# What is the balanced net ionic equation for H_3PO_4(aq) + Ca(OH)_2(aq) -> Ca_3(PO_4)_2(aq) + H_2O(l)?

Feb 1, 2016

$6 \text{H"^(+)(aq) + 6"OH"^(-)(aq) -> 6"H"_2"O} \left(l\right)$

OR

$\text{H"^(+)(aq) + "OH"^(-)(aq) -> "H"_2"O} \left(l\right)$

#### Explanation:

$2 \text{H"_3"PO"_4(aq) + 3"Ca(OH)"_2(aq) -> "Ca"_3"(PO"_4")"_2(aq) + 6"H"_2"O}$

Then, split up your aqueous substances into their respective ions:

$6 \text{H"^(+)(aq) + 2"PO"_4^(3-)(aq) + 3"Ca"^(2+)(aq) + 6"OH"^(-)(aq) -> 3"Ca"^(2+)(aq) + 2"PO"_4^(3-)(aq) + 6"H"_2"O} \left(l\right)$

Then we cancel ions that appear on both sides of the equation: these are spectator ions that do not participate in the reaction.

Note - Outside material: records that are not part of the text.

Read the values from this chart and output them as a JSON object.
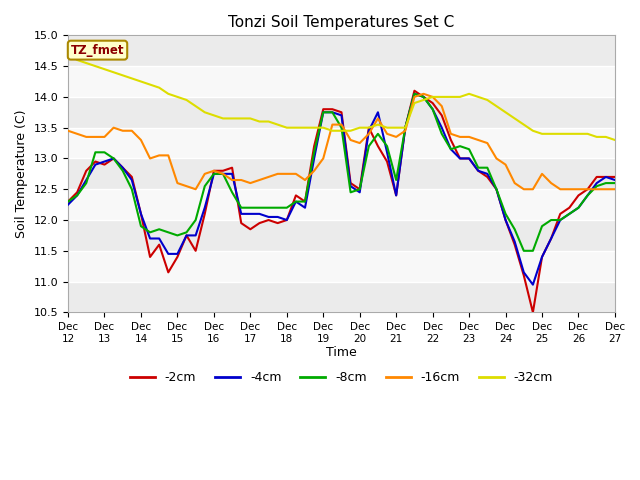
{
  "title": "Tonzi Soil Temperatures Set C",
  "xlabel": "Time",
  "ylabel": "Soil Temperature (C)",
  "ylim": [
    10.5,
    15.0
  ],
  "annotation": "TZ_fmet",
  "legend_labels": [
    "-2cm",
    "-4cm",
    "-8cm",
    "-16cm",
    "-32cm"
  ],
  "legend_colors": [
    "#cc0000",
    "#0000cc",
    "#00aa00",
    "#ff8800",
    "#dddd00"
  ],
  "bg_color": "#ffffff",
  "plot_bg_color": "#ffffff",
  "x_tick_labels": [
    "Dec 12",
    "Dec 13",
    "Dec 14",
    "Dec 15",
    "Dec 16",
    "Dec 17",
    "Dec 18",
    "Dec 19",
    "Dec 20",
    "Dec 21",
    "Dec 22",
    "Dec 23",
    "Dec 24",
    "Dec 25",
    "Dec 26",
    "Dec 27"
  ],
  "band_colors": [
    "#f0f0f0",
    "#e0e0e0"
  ],
  "series": {
    "m2cm": [
      12.3,
      12.45,
      12.8,
      12.95,
      12.9,
      13.0,
      12.85,
      12.7,
      12.1,
      11.4,
      11.6,
      11.15,
      11.4,
      11.75,
      11.5,
      12.1,
      12.8,
      12.8,
      12.85,
      11.95,
      11.85,
      11.95,
      12.0,
      11.95,
      12.0,
      12.4,
      12.3,
      13.2,
      13.8,
      13.8,
      13.75,
      12.6,
      12.5,
      13.5,
      13.2,
      12.95,
      12.4,
      13.5,
      14.1,
      14.0,
      13.9,
      13.7,
      13.3,
      13.0,
      13.0,
      12.8,
      12.7,
      12.5,
      12.0,
      11.6,
      11.1,
      10.5,
      11.4,
      11.7,
      12.1,
      12.2,
      12.4,
      12.5,
      12.7,
      12.7,
      12.7
    ],
    "m4cm": [
      12.25,
      12.4,
      12.65,
      12.9,
      12.95,
      13.0,
      12.85,
      12.65,
      12.1,
      11.7,
      11.7,
      11.45,
      11.45,
      11.75,
      11.75,
      12.2,
      12.75,
      12.75,
      12.75,
      12.1,
      12.1,
      12.1,
      12.05,
      12.05,
      12.0,
      12.3,
      12.2,
      13.0,
      13.75,
      13.75,
      13.7,
      12.55,
      12.45,
      13.45,
      13.75,
      13.1,
      12.4,
      13.5,
      14.05,
      14.0,
      13.8,
      13.5,
      13.15,
      13.0,
      13.0,
      12.8,
      12.75,
      12.5,
      12.0,
      11.65,
      11.15,
      10.95,
      11.4,
      11.7,
      12.0,
      12.1,
      12.2,
      12.4,
      12.6,
      12.7,
      12.65
    ],
    "m8cm": [
      12.3,
      12.4,
      12.6,
      13.1,
      13.1,
      13.0,
      12.8,
      12.5,
      11.9,
      11.8,
      11.85,
      11.8,
      11.75,
      11.8,
      12.0,
      12.55,
      12.75,
      12.75,
      12.45,
      12.2,
      12.2,
      12.2,
      12.2,
      12.2,
      12.2,
      12.3,
      12.3,
      13.1,
      13.75,
      13.75,
      13.5,
      12.45,
      12.5,
      13.2,
      13.4,
      13.2,
      12.65,
      13.5,
      14.05,
      14.0,
      13.8,
      13.4,
      13.15,
      13.2,
      13.15,
      12.85,
      12.85,
      12.5,
      12.1,
      11.85,
      11.5,
      11.5,
      11.9,
      12.0,
      12.0,
      12.1,
      12.2,
      12.4,
      12.55,
      12.6,
      12.6
    ],
    "m16cm": [
      13.45,
      13.4,
      13.35,
      13.35,
      13.35,
      13.5,
      13.45,
      13.45,
      13.3,
      13.0,
      13.05,
      13.05,
      12.6,
      12.55,
      12.5,
      12.75,
      12.8,
      12.75,
      12.65,
      12.65,
      12.6,
      12.65,
      12.7,
      12.75,
      12.75,
      12.75,
      12.65,
      12.8,
      13.0,
      13.55,
      13.55,
      13.3,
      13.25,
      13.4,
      13.65,
      13.4,
      13.35,
      13.45,
      14.0,
      14.05,
      14.0,
      13.85,
      13.4,
      13.35,
      13.35,
      13.3,
      13.25,
      13.0,
      12.9,
      12.6,
      12.5,
      12.5,
      12.75,
      12.6,
      12.5,
      12.5,
      12.5,
      12.5,
      12.5,
      12.5,
      12.5
    ],
    "m32cm": [
      14.7,
      14.6,
      14.55,
      14.5,
      14.45,
      14.4,
      14.35,
      14.3,
      14.25,
      14.2,
      14.15,
      14.05,
      14.0,
      13.95,
      13.85,
      13.75,
      13.7,
      13.65,
      13.65,
      13.65,
      13.65,
      13.6,
      13.6,
      13.55,
      13.5,
      13.5,
      13.5,
      13.5,
      13.5,
      13.45,
      13.45,
      13.45,
      13.5,
      13.5,
      13.55,
      13.5,
      13.5,
      13.5,
      13.9,
      13.95,
      14.0,
      14.0,
      14.0,
      14.0,
      14.05,
      14.0,
      13.95,
      13.85,
      13.75,
      13.65,
      13.55,
      13.45,
      13.4,
      13.4,
      13.4,
      13.4,
      13.4,
      13.4,
      13.35,
      13.35,
      13.3
    ]
  }
}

$6 \text{H"^(+)(aq) + cancel(2"PO"_4^(3-)(aq)) + cancel(3"Ca"^(2+)(aq)) + 6"OH"^(-)(aq) -> cancel(3"Ca"^(2+)(aq)) + cancel(2"PO"_4^(3-)(aq)) + 6"H"_2"O} \left(l\right)$

And write out the new net ionic equation that excludes these ions:

$6 \text{H"^(+)(aq) + 6"OH"^(-)(aq) -> 6"H"_2"O} \left(l\right)$

And by cancelling down coefficients we get:

$\text{H"^(+)(aq) + "OH"^(-)(aq) -> "H"_2"O} \left(l\right)$

Which is the balanced net ionic equation for any neutralisation reaction : the type of reaction we were dealing with in the first place.